To assess whether medial tibiofemoral joint space width (JSW) on 3-dimensional (3-D) standing computed tomography (SCT) correlates more closely with magnetic resonance imaging cartilage morphology (CM) and meniscal scores than does radiographic 2-D JSW.Participants in the Multicenter Osteoarthritis Study, who had standing fixed-flexion posteroanterior knee radiographs, were recruited. Medial tibiofemoral 3-D JSW on SCT and 2-D JSW on fixed-flexion radiographs were compared with medial tibiofemoral cartilage and meniscal morphology using the Whole-Organ Magnetic Resonance Imaging Score (WORMS). Associations between the area of the articular surface with 3-D JSW<2.5 mm on SCT, radiographic minimal 2-D JSW, and the WORMS-CM and meniscal scores were assessed using Spearman's rho.For the 19 participants included (33 knees), mean ± SD age was 66.9 ± 5.4 years, body mass index was 29.5 ± 4.4 kg/m(2) , 42.1% of participants were female, and the Kellgren/Lawrence grades were 0 (21.2%), 1 (36.4%), 2 (18.2%), and 3 (24.2%).
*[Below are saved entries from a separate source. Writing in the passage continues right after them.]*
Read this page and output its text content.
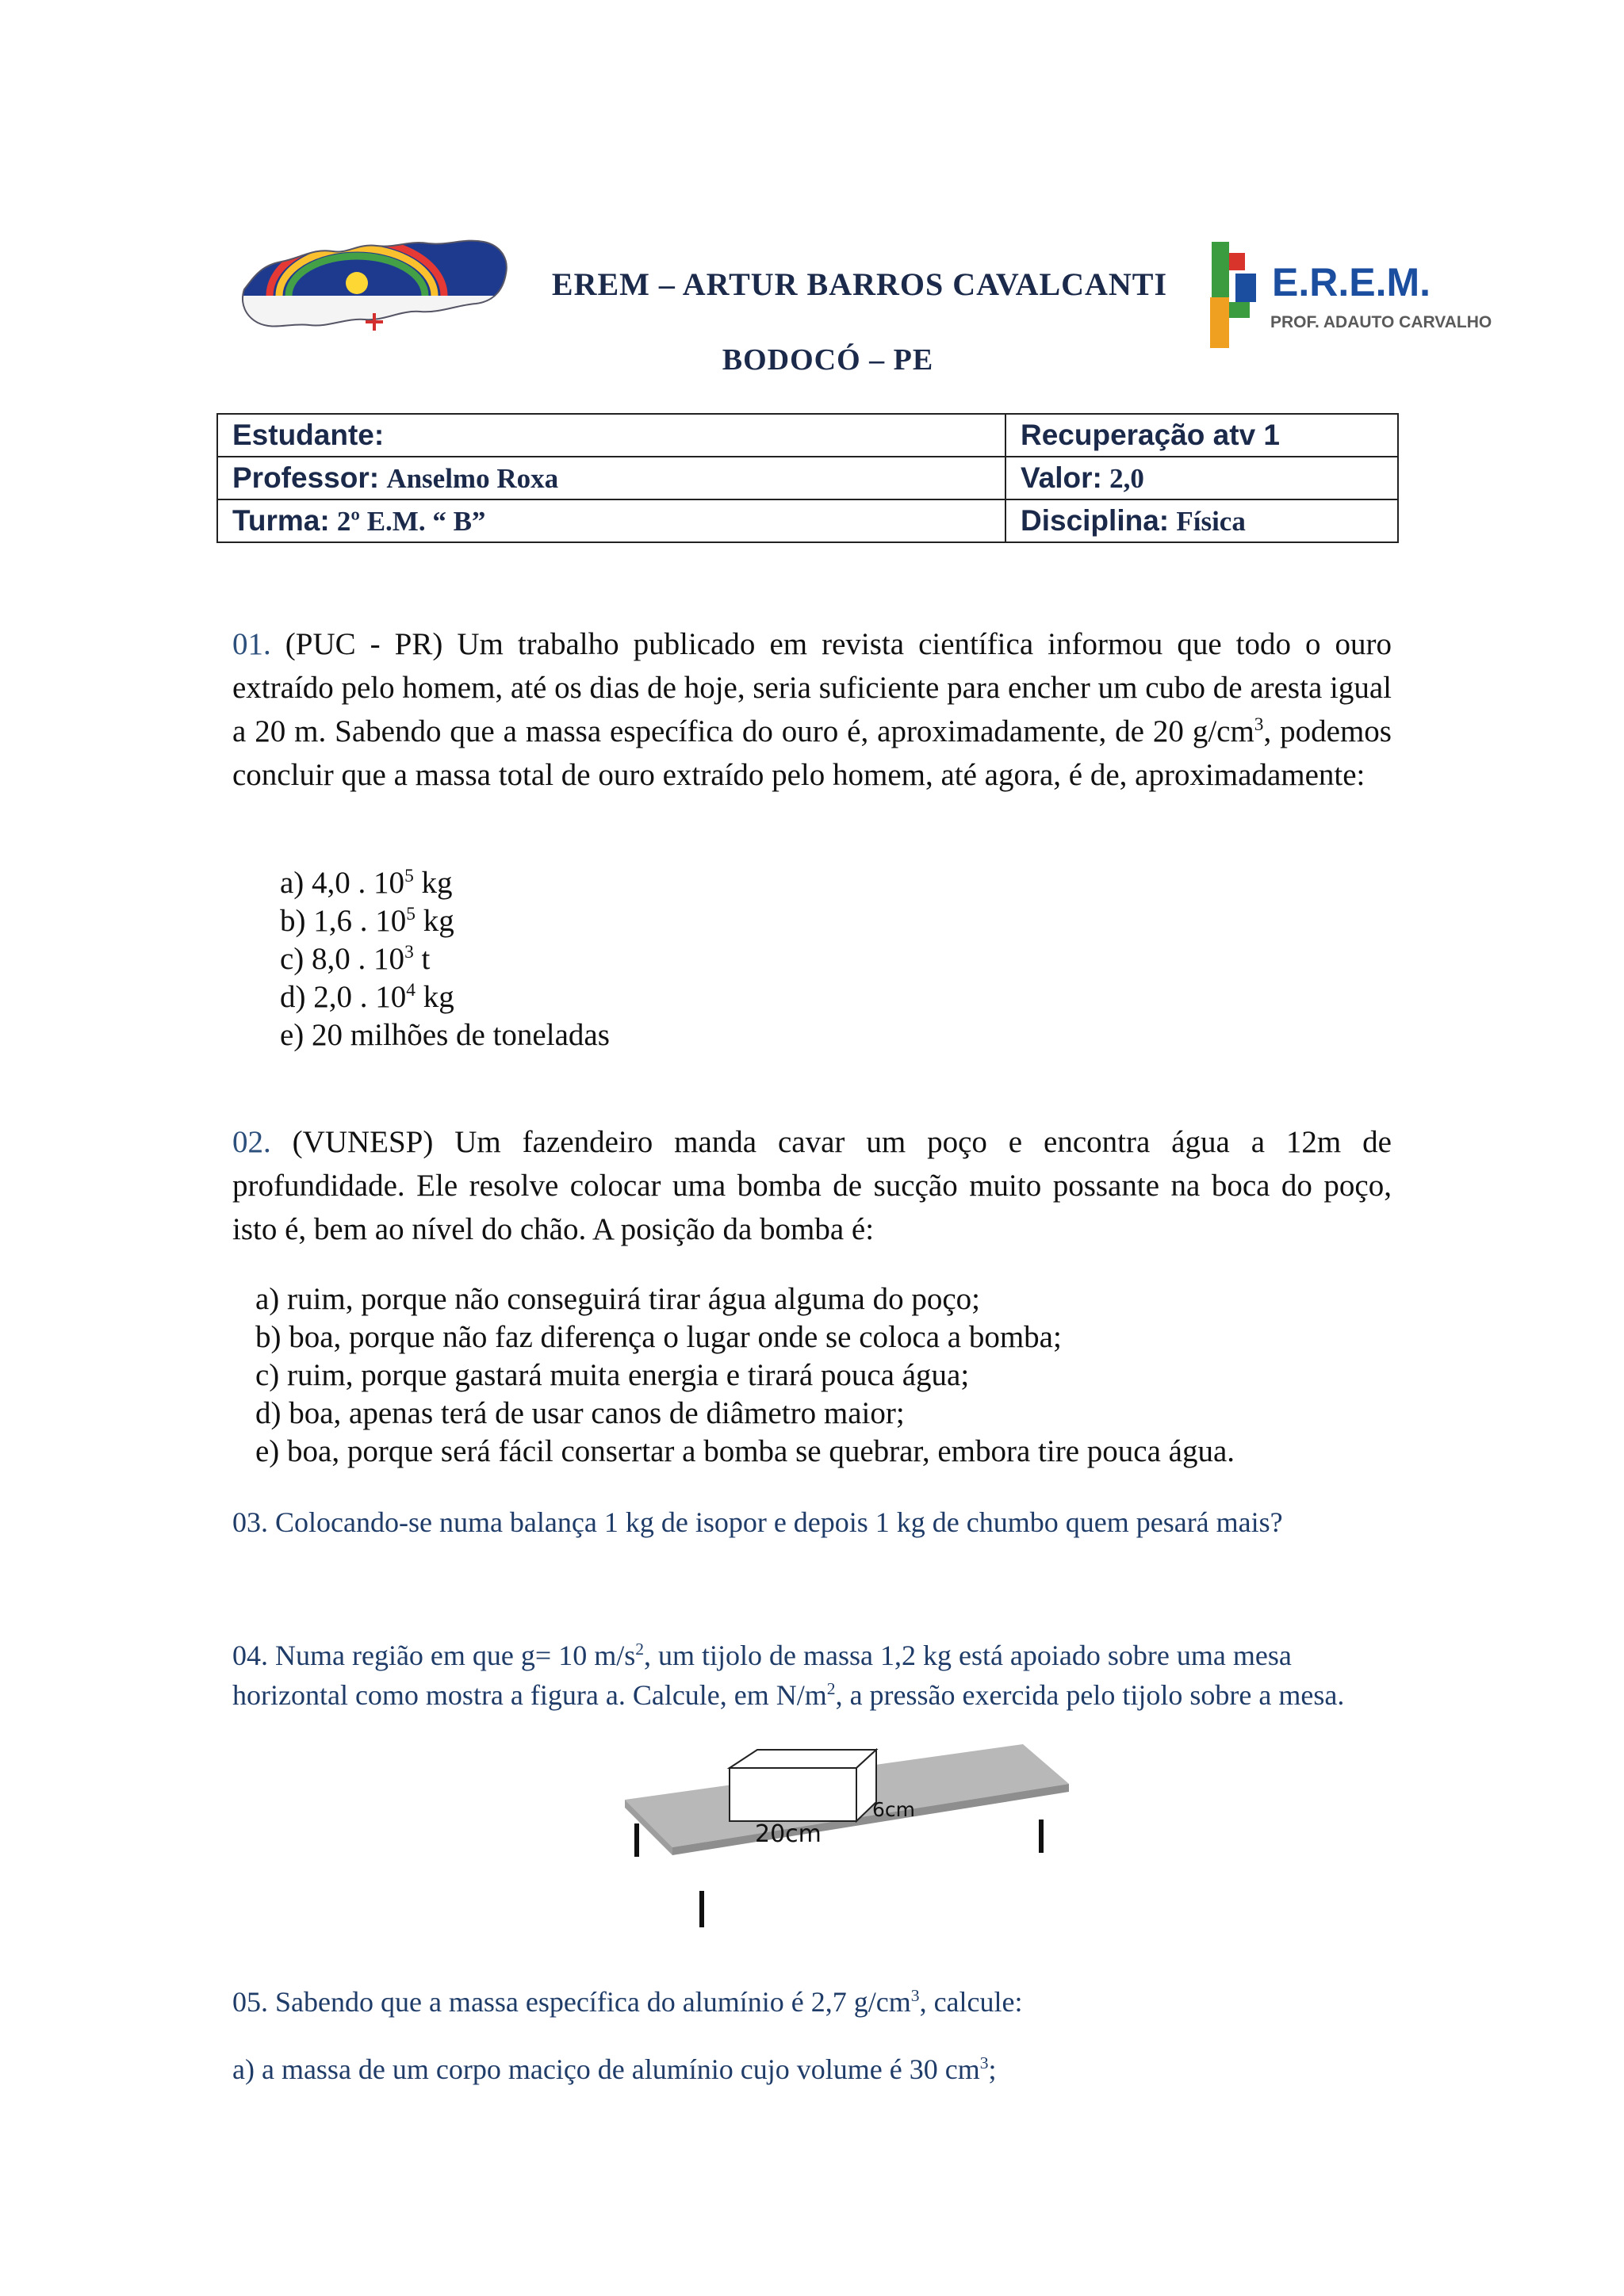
EREM – ARTUR BARROS CAVALCANTI	E.R.E.M.
PROF. ADAUTO CARVALHO
BODOCÓ – PE
Estudante:	Recuperação atv 1
Professor: Anselmo Roxa	Valor: 2,0
Turma: 2º E.M. “ B”	Disciplina: Física
01. (PUC - PR) Um trabalho publicado em revista científica informou que todo o ouro extraído pelo homem, até os dias de hoje, seria suficiente para encher um cubo de aresta igual a 20 m. Sabendo que a massa específica do ouro é, aproximadamente, de 20 $g/cm^3$, podemos concluir que a massa total de ouro extraído pelo homem, até agora, é de, aproximadamente:
a) 4,0 . $10^5$ kg
b) 1,6 . $10^5$ kg
c) 8,0 . $10^3$ t
d) 2,0 . $10^4$ kg
e) 20 milhões de toneladas
02. (VUNESP) Um fazendeiro manda cavar um poço e encontra água a 12m de profundidade. Ele resolve colocar uma bomba de sucção muito possante na boca do poço, isto é, bem ao nível do chão. A posição da bomba é:
a) ruim, porque não conseguirá tirar água alguma do poço;
b) boa, porque não faz diferença o lugar onde se coloca a bomba;
c) ruim, porque gastará muita energia e tirará pouca água;
d) boa, apenas terá de usar canos de diâmetro maior;
e) boa, porque será fácil consertar a bomba se quebrar, embora tire pouca água.
03. Colocando-se numa balança 1 kg de isopor e depois 1 kg de chumbo quem pesará mais?
04. Numa região em que g= 10 $m/s^2$, um tijolo de massa 1,2 kg está apoiado sobre uma mesa horizontal como mostra a figura a. Calcule, em $N/m^2$, a pressão exercida pelo tijolo sobre a mesa.
20cm
6cm
05. Sabendo que a massa específica do alumínio é 2,7 $g/cm^3$, calcule:
a) a massa de um corpo maciço de alumínio cujo volume é 30 $cm^3$;
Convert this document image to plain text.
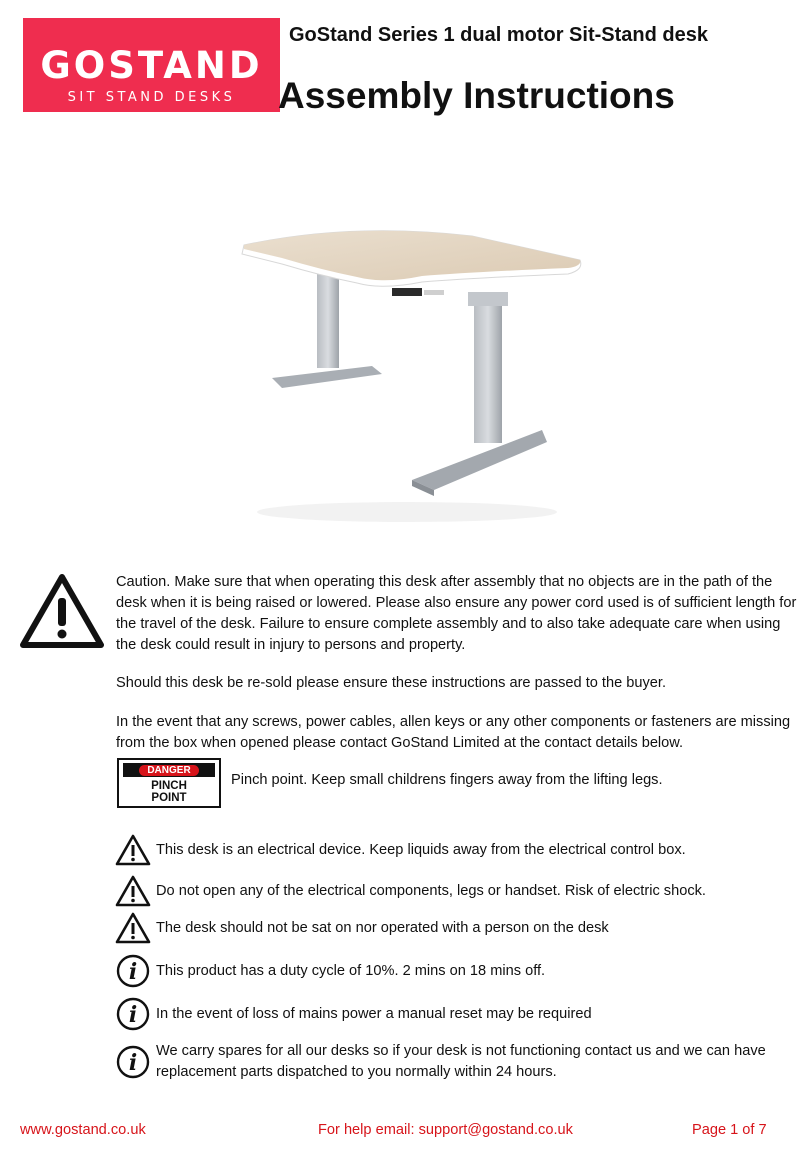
GOSTAND
SIT STAND DESKS
GoStand Series 1 dual motor Sit-Stand desk
Assembly Instructions
Caution. Make sure that when operating this desk after assembly that no objects are in the path of the desk when it is being raised or lowered. Please also ensure any power cord used is of sufficient length for the travel of the desk. Failure to ensure complete assembly and to also take adequate care when using the desk could result in injury to persons and property.
Should this desk be re-sold please ensure these instructions are passed to the buyer.
In the event that any screws, power cables, allen keys or any other components or fasteners are missing from the box when opened please contact GoStand Limited at the contact details below.
DANGER
PINCH
POINT
Pinch point. Keep small childrens fingers away from the lifting legs.
This desk is an electrical device. Keep liquids away from the electrical control box.
Do not open any of the electrical components, legs or handset. Risk of electric shock.
The desk should not be sat on nor operated with a person on the desk
i This product has a duty cycle of 10%. 2 mins on 18 mins off.
i In the event of loss of mains power a manual reset may be required
i We carry spares for all our desks so if your desk is not functioning contact us and we can have replacement parts dispatched to you normally within 24 hours.
www.gostand.co.uk	For help email: support@gostand.co.uk	Page 1 of 7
The articular surface area with 3-D JSW<2.5 mm on SCT correlated with WORMS-CM scores for the central medial tibia (rs = 0.84, P< 0.001), central medial femur (rs = 0.60, P< 0.007), and posterior medial meniscal tear (rs = 0.39, P< 0.026), as did other cut points for 3-D JSW. Correlations with radiographic minimal 2-D JSW were -0.66, -0.52, and -0.40, respectively, differing from SCT only for tibial cartilage (P = 0.001).Greater surface area with a low JSW, measured by SCT, correlates more strongly with the severity of tibial cartilage lesions, while correlating with medial femoral cartilage and meniscal damage to a similar extent as radiographic minimal JSW. SCT may enable valid stratification of participants in clinical trials, through quickly and inexpensively characterizing osteoarthritis features.